Oudekraal:    Sheikh Noorul Mubeen

Of the three prominent Auliyah buried on the hills facing the Atlantic seaboard, the one nearest to Oudekraal appears to be the better known. The man buried there is Sheikh Noorul Mubeen. His grave is reached by ascending the 99 steps leading to it from Victoria Road up the mountain slope. The tomb, a recently renovated building, stands beside a stream. On the other side of this stream is another set of steps leading to a grave higher up. Some believe the wife of Sheikh Noorul Mubeen lies buried here while others believe it is one of his followers. This grave too is afforded the respects of a holy personage.

Sheikh Noorul Mubeen was apparently banished to the Cape in 1716 and incarcerated on Robben Island. According to a popular legend he escaped from Robben Island by unknown means and came to make his home in this desolate spot. Soon he made contact with the slaves on the estates in this area, teaching them, mainly at night, the religion of Islam. When he died, he was buried on the site where he had most frequently read his prayers. After a time, a wood and iron structure was erected around the grave, acting as the first tomb.

Oudekraal

In a second legend, it is claimed that he swam from Robben Island, across the Atlantic Ocean and made good his escape. His tired body was discovered by slave fishermen. They nursed him to health and hid him on the mountain side, providing him with all his requirements. They fishermen soon discovered he was a holy man and started to take lessons from him. Shaykh Noorul Mubeen became their Imam and counselled them in their moments of difficulties.
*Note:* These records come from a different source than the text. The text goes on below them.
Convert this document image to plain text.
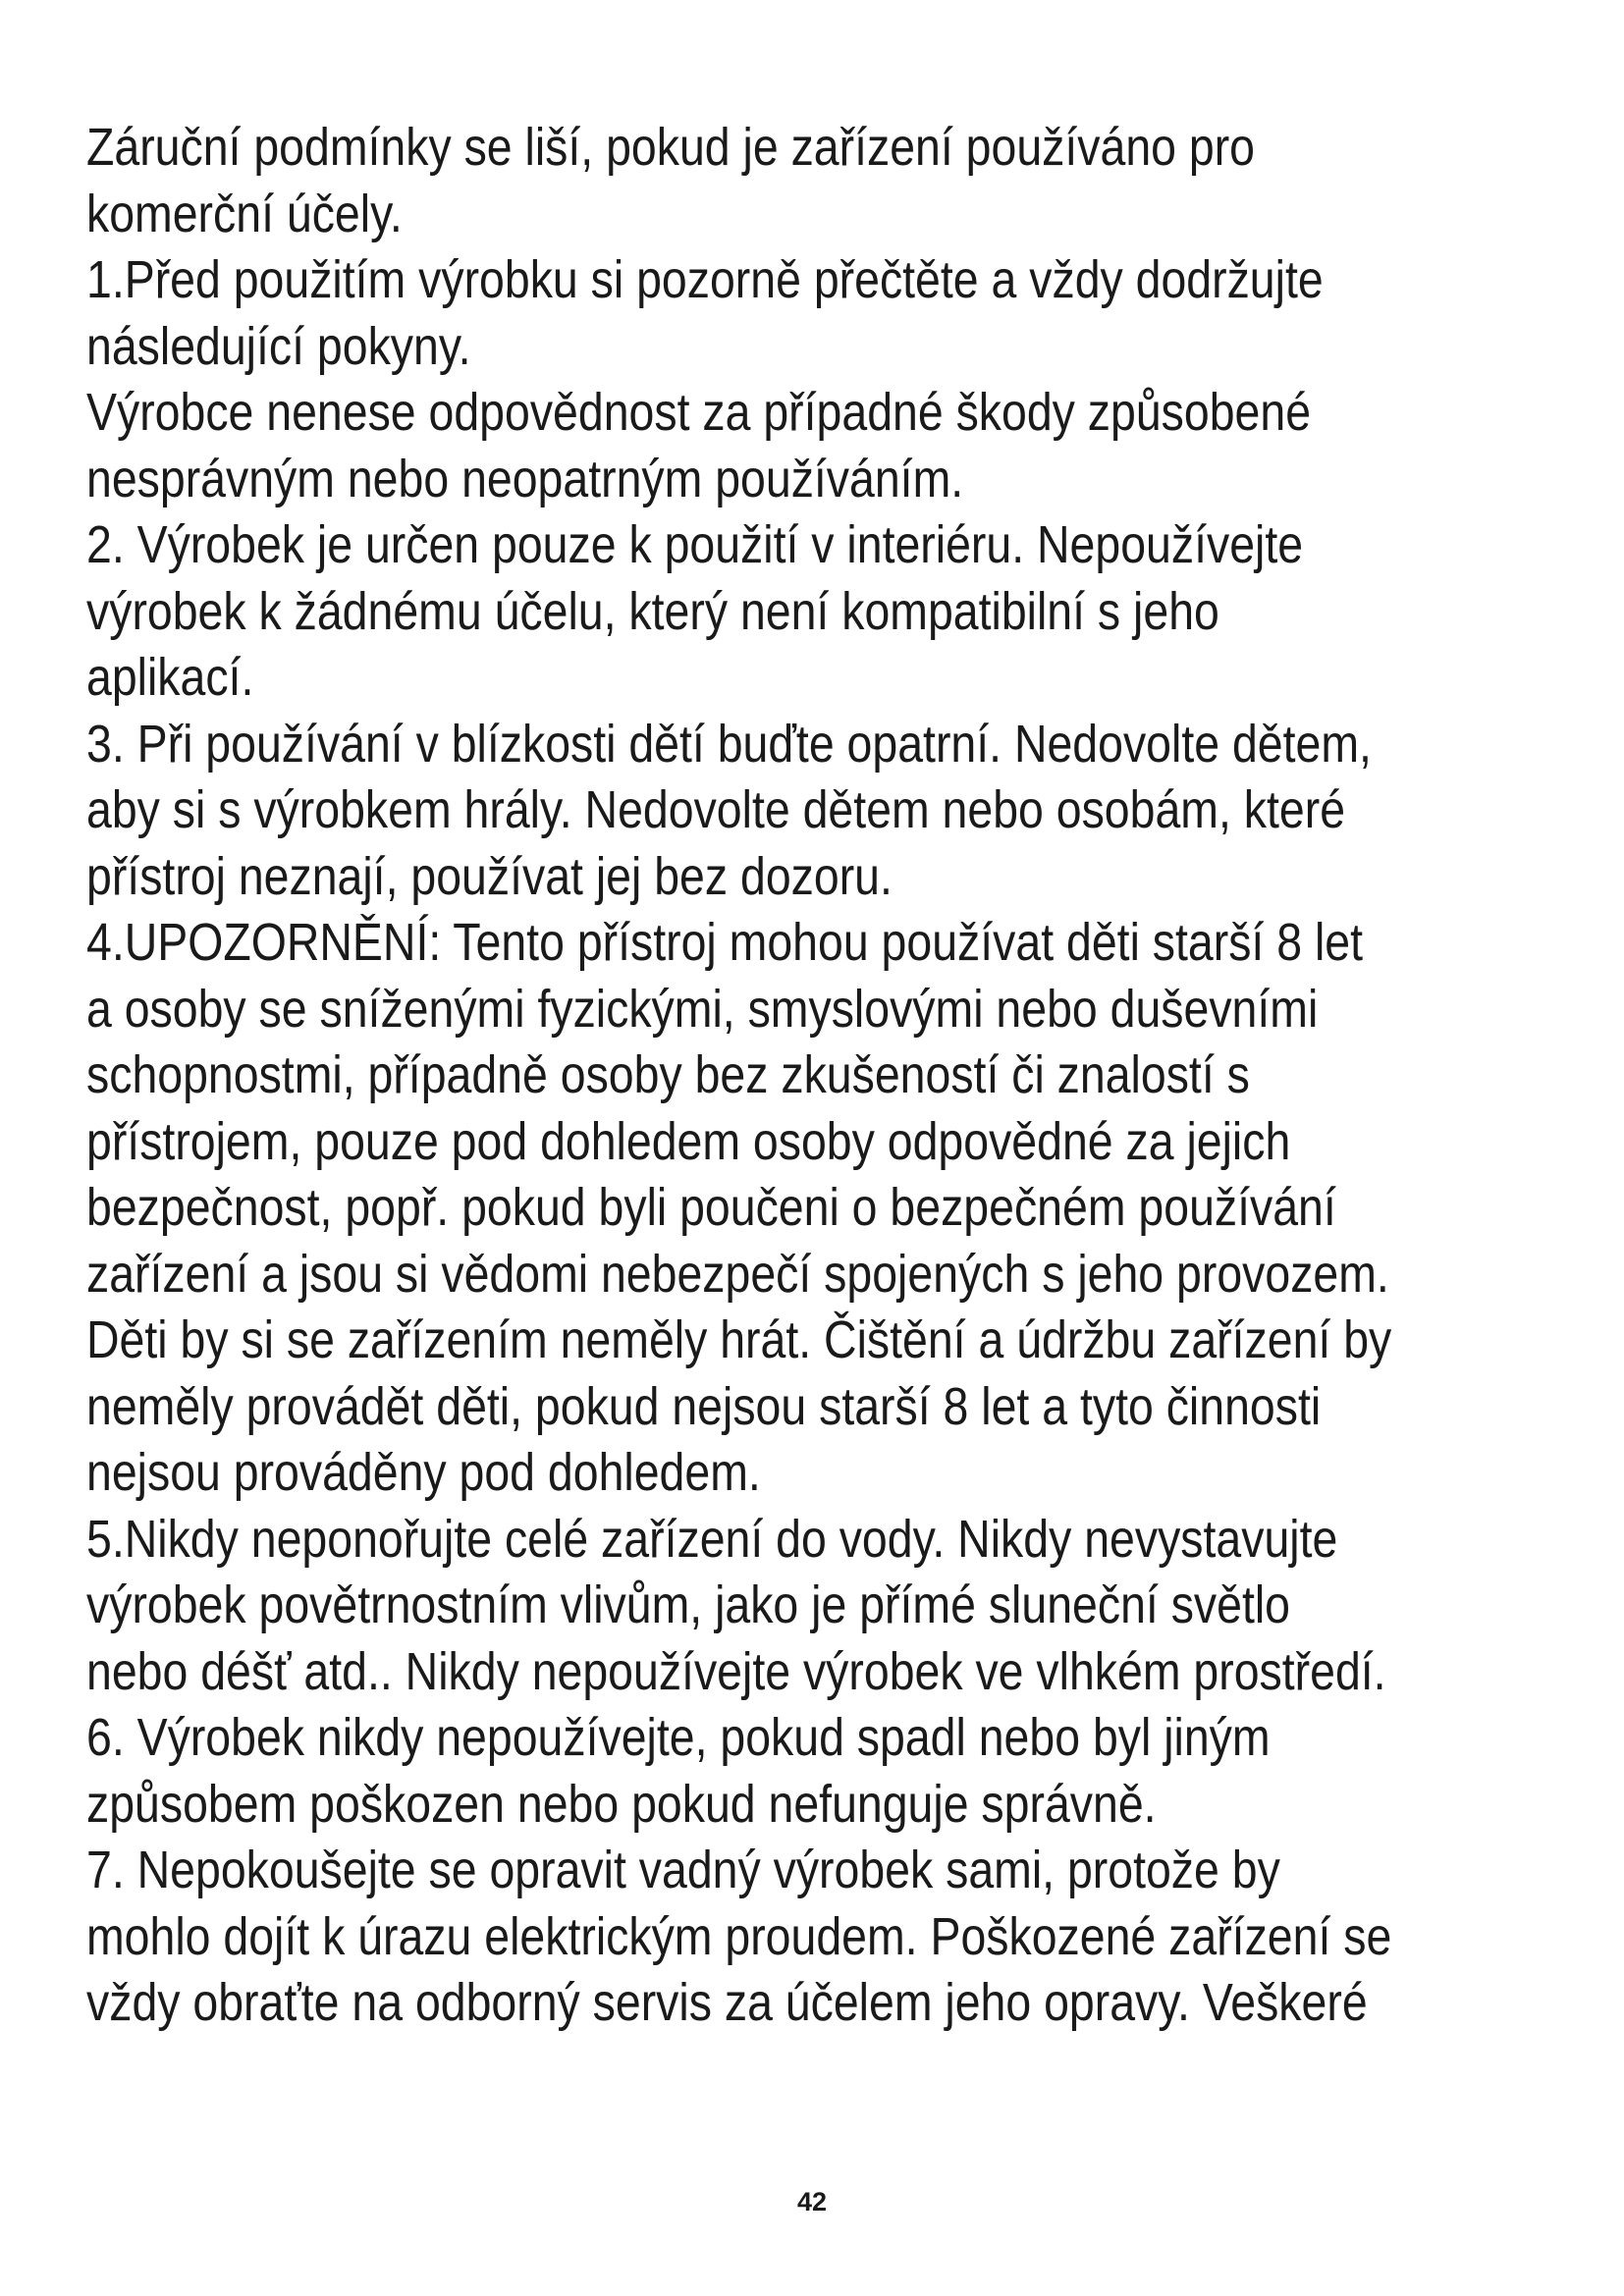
Záruční podmínky se liší, pokud je zařízení používáno pro
komerční účely.
1.Před použitím výrobku si pozorně přečtěte a vždy dodržujte
následující pokyny.
Výrobce nenese odpovědnost za případné škody způsobené
nesprávným nebo neopatrným používáním.
2. Výrobek je určen pouze k použití v interiéru. Nepoužívejte
výrobek k žádnému účelu, který není kompatibilní s jeho
aplikací.
3. Při používání v blízkosti dětí buďte opatrní. Nedovolte dětem,
aby si s výrobkem hrály. Nedovolte dětem nebo osobám, které
přístroj neznají, používat jej bez dozoru.
4.UPOZORNĚNÍ: Tento přístroj mohou používat děti starší 8 let
a osoby se sníženými fyzickými, smyslovými nebo duševními
schopnostmi, případně osoby bez zkušeností či znalostí s
přístrojem, pouze pod dohledem osoby odpovědné za jejich
bezpečnost, popř. pokud byli poučeni o bezpečném používání
zařízení a jsou si vědomi nebezpečí spojených s jeho provozem.
Děti by si se zařízením neměly hrát. Čištění a údržbu zařízení by
neměly provádět děti, pokud nejsou starší 8 let a tyto činnosti
nejsou prováděny pod dohledem.
5.Nikdy neponořujte celé zařízení do vody. Nikdy nevystavujte
výrobek povětrnostním vlivům, jako je přímé sluneční světlo
nebo déšť atd.. Nikdy nepoužívejte výrobek ve vlhkém prostředí.
6. Výrobek nikdy nepoužívejte, pokud spadl nebo byl jiným
způsobem poškozen nebo pokud nefunguje správně.
7. Nepokoušejte se opravit vadný výrobek sami, protože by
mohlo dojít k úrazu elektrickým proudem. Poškozené zařízení se
vždy obraťte na odborný servis za účelem jeho opravy. Veškeré
42
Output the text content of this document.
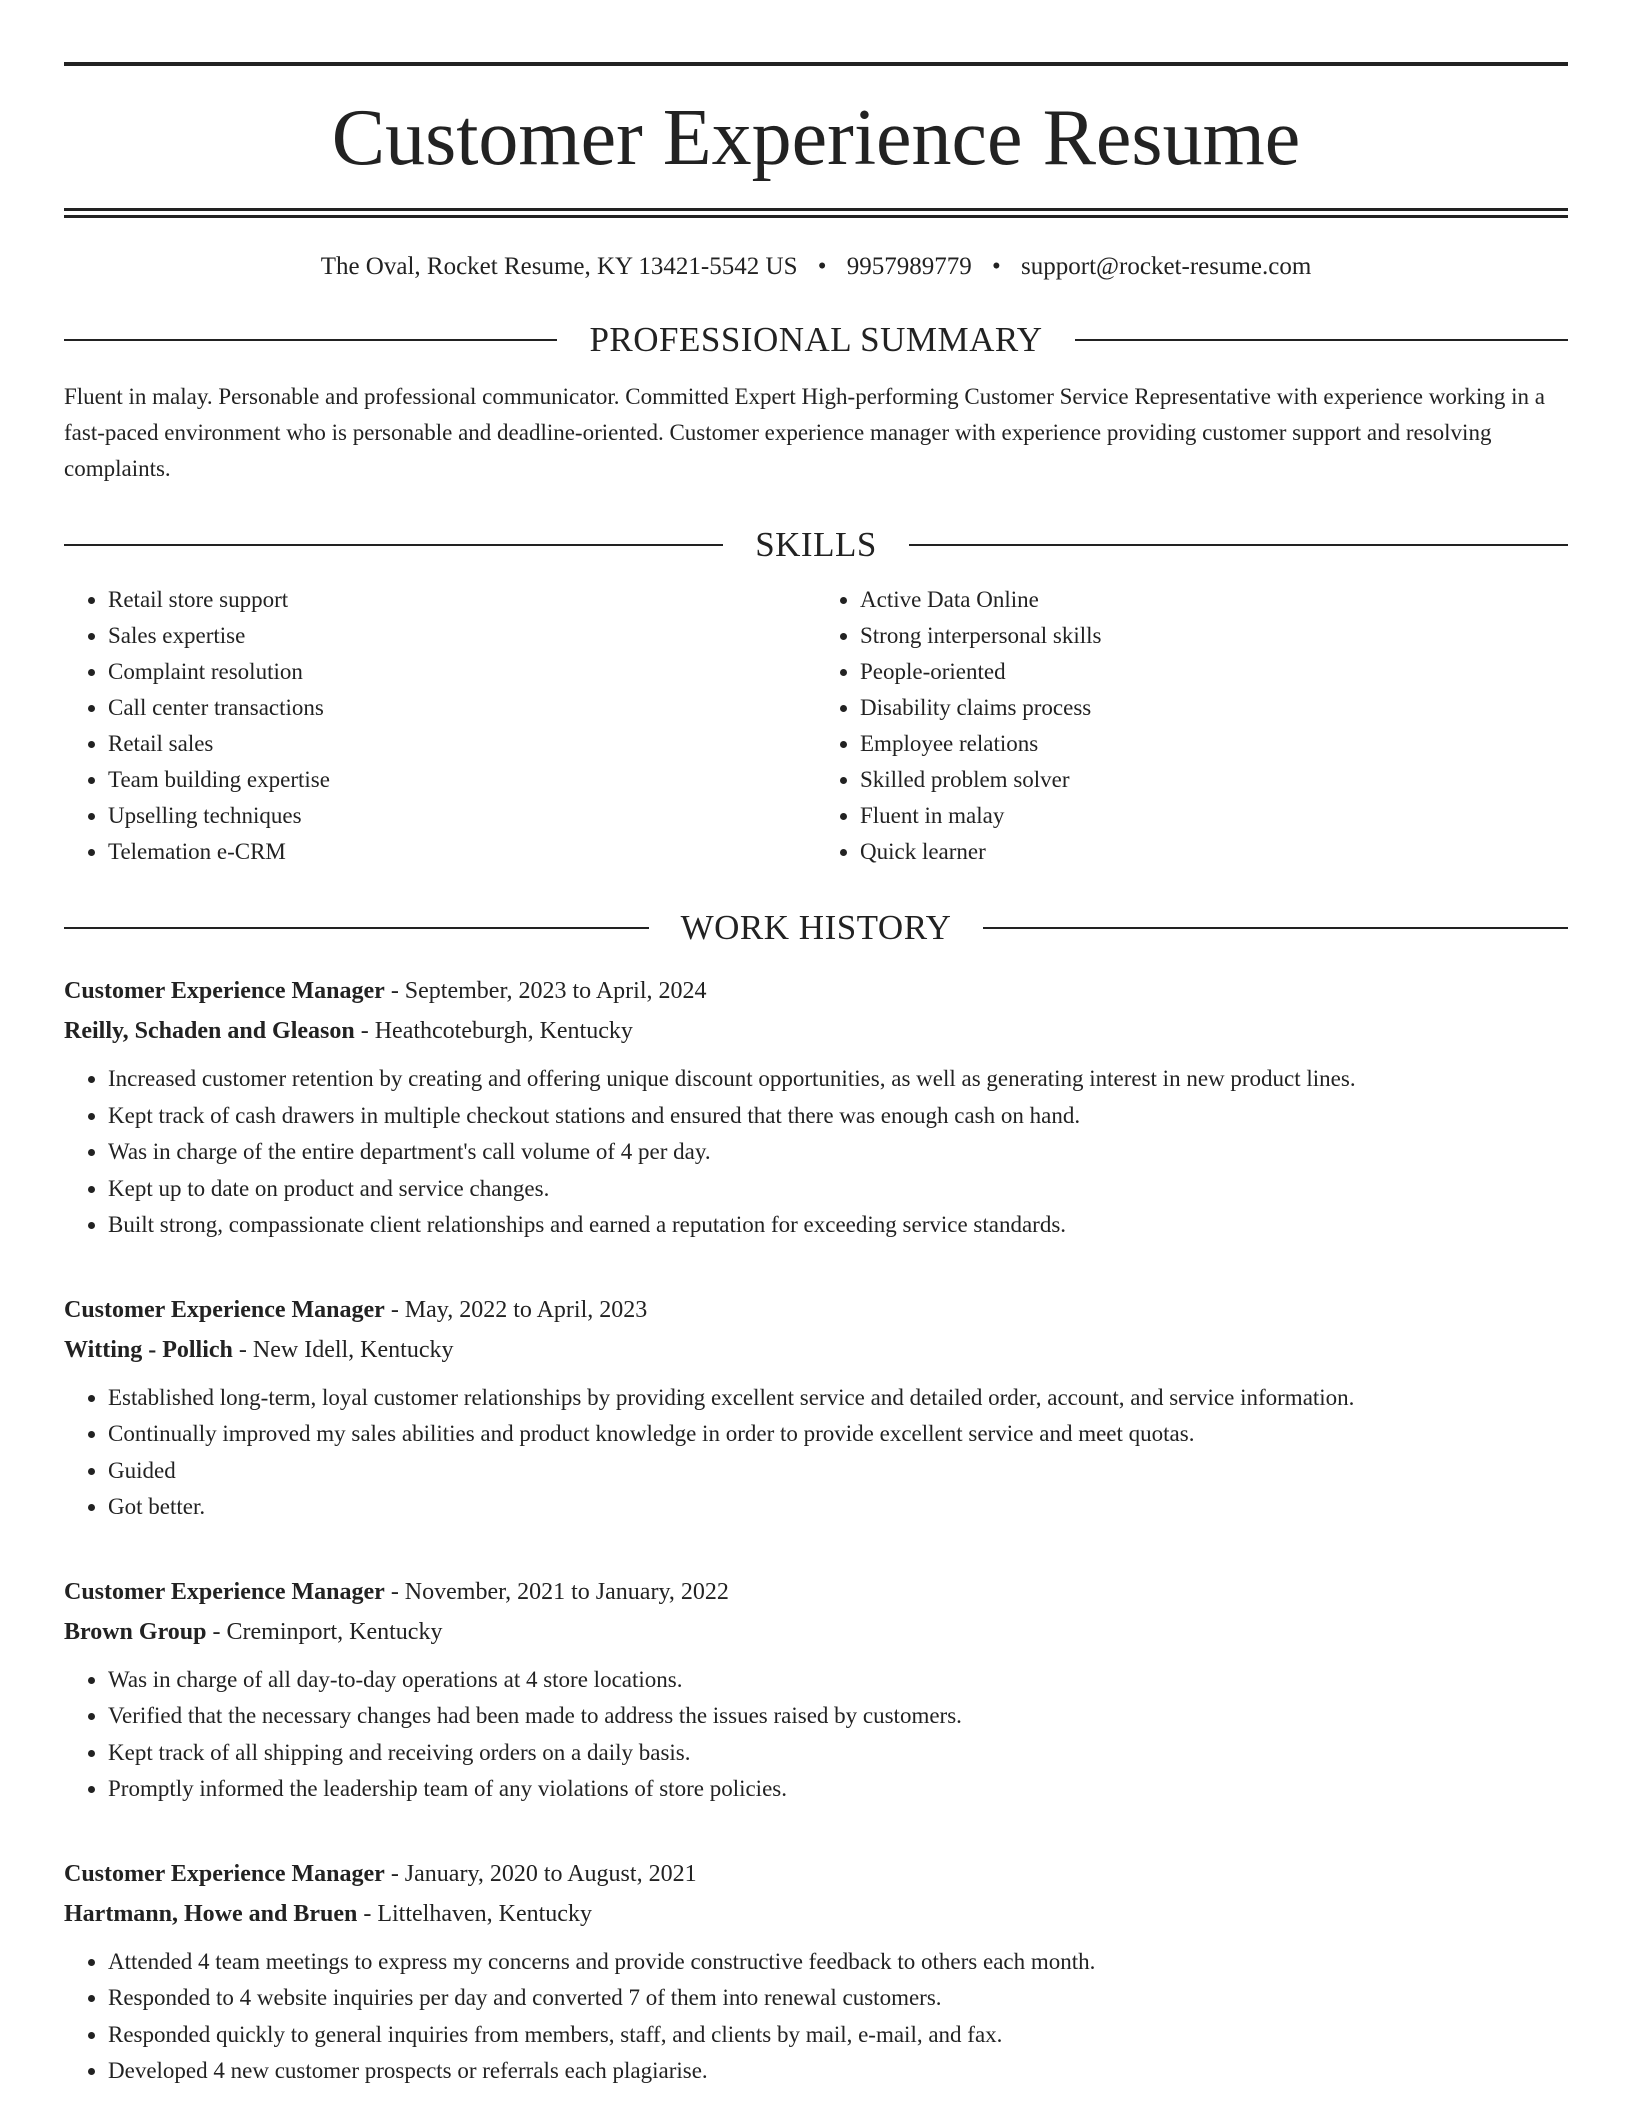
Customer Experience Resume
The Oval, Rocket Resume, KY 13421-5542 US • 9957989779 • support@rocket-resume.com
PROFESSIONAL SUMMARY
Fluent in malay. Personable and professional communicator. Committed Expert High-performing Customer Service Representative with experience working in a fast-paced environment who is personable and deadline-oriented. Customer experience manager with experience providing customer support and resolving complaints.
SKILLS
• Retail store support
• Sales expertise
• Complaint resolution
• Call center transactions
• Retail sales
• Team building expertise
• Upselling techniques
• Telemation e-CRM
• Active Data Online
• Strong interpersonal skills
• People-oriented
• Disability claims process
• Employee relations
• Skilled problem solver
• Fluent in malay
• Quick learner
WORK HISTORY
Customer Experience Manager - September, 2023 to April, 2024
Reilly, Schaden and Gleason - Heathcoteburgh, Kentucky
• Increased customer retention by creating and offering unique discount opportunities, as well as generating interest in new product lines.
• Kept track of cash drawers in multiple checkout stations and ensured that there was enough cash on hand.
• Was in charge of the entire department's call volume of 4 per day.
• Kept up to date on product and service changes.
• Built strong, compassionate client relationships and earned a reputation for exceeding service standards.
Customer Experience Manager - May, 2022 to April, 2023
Witting - Pollich - New Idell, Kentucky
• Established long-term, loyal customer relationships by providing excellent service and detailed order, account, and service information.
• Continually improved my sales abilities and product knowledge in order to provide excellent service and meet quotas.
• Guided
• Got better.
Customer Experience Manager - November, 2021 to January, 2022
Brown Group - Creminport, Kentucky
• Was in charge of all day-to-day operations at 4 store locations.
• Verified that the necessary changes had been made to address the issues raised by customers.
• Kept track of all shipping and receiving orders on a daily basis.
• Promptly informed the leadership team of any violations of store policies.
Customer Experience Manager - January, 2020 to August, 2021
Hartmann, Howe and Bruen - Littelhaven, Kentucky
• Attended 4 team meetings to express my concerns and provide constructive feedback to others each month.
• Responded to 4 website inquiries per day and converted 7 of them into renewal customers.
• Responded quickly to general inquiries from members, staff, and clients by mail, e-mail, and fax.
• Developed 4 new customer prospects or referrals each plagiarise.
His mountainside refuge, aside from allowing him to easily detect danger, gave him a magnificent vantage point from which he could see the towering peaks of the Twelve Apostles and the quiet dignity of Lions Head.

Inside Oudekraal

An alternative version is that he did not swim, but walked, across the Atlantic Ocean from Robben Island to the mainland.

A present day legend tells of a spirit on horseback from Robben Island who still comes to take lessons from his teacher. He is seen, so they say, at about midday on a white horse coming across the ocean from Robben Island.

Those who visit the grave of Sheikh Noorul Mubeen find there a quiet serenity, an ideal spot for meditation, away from the rigours of urban life.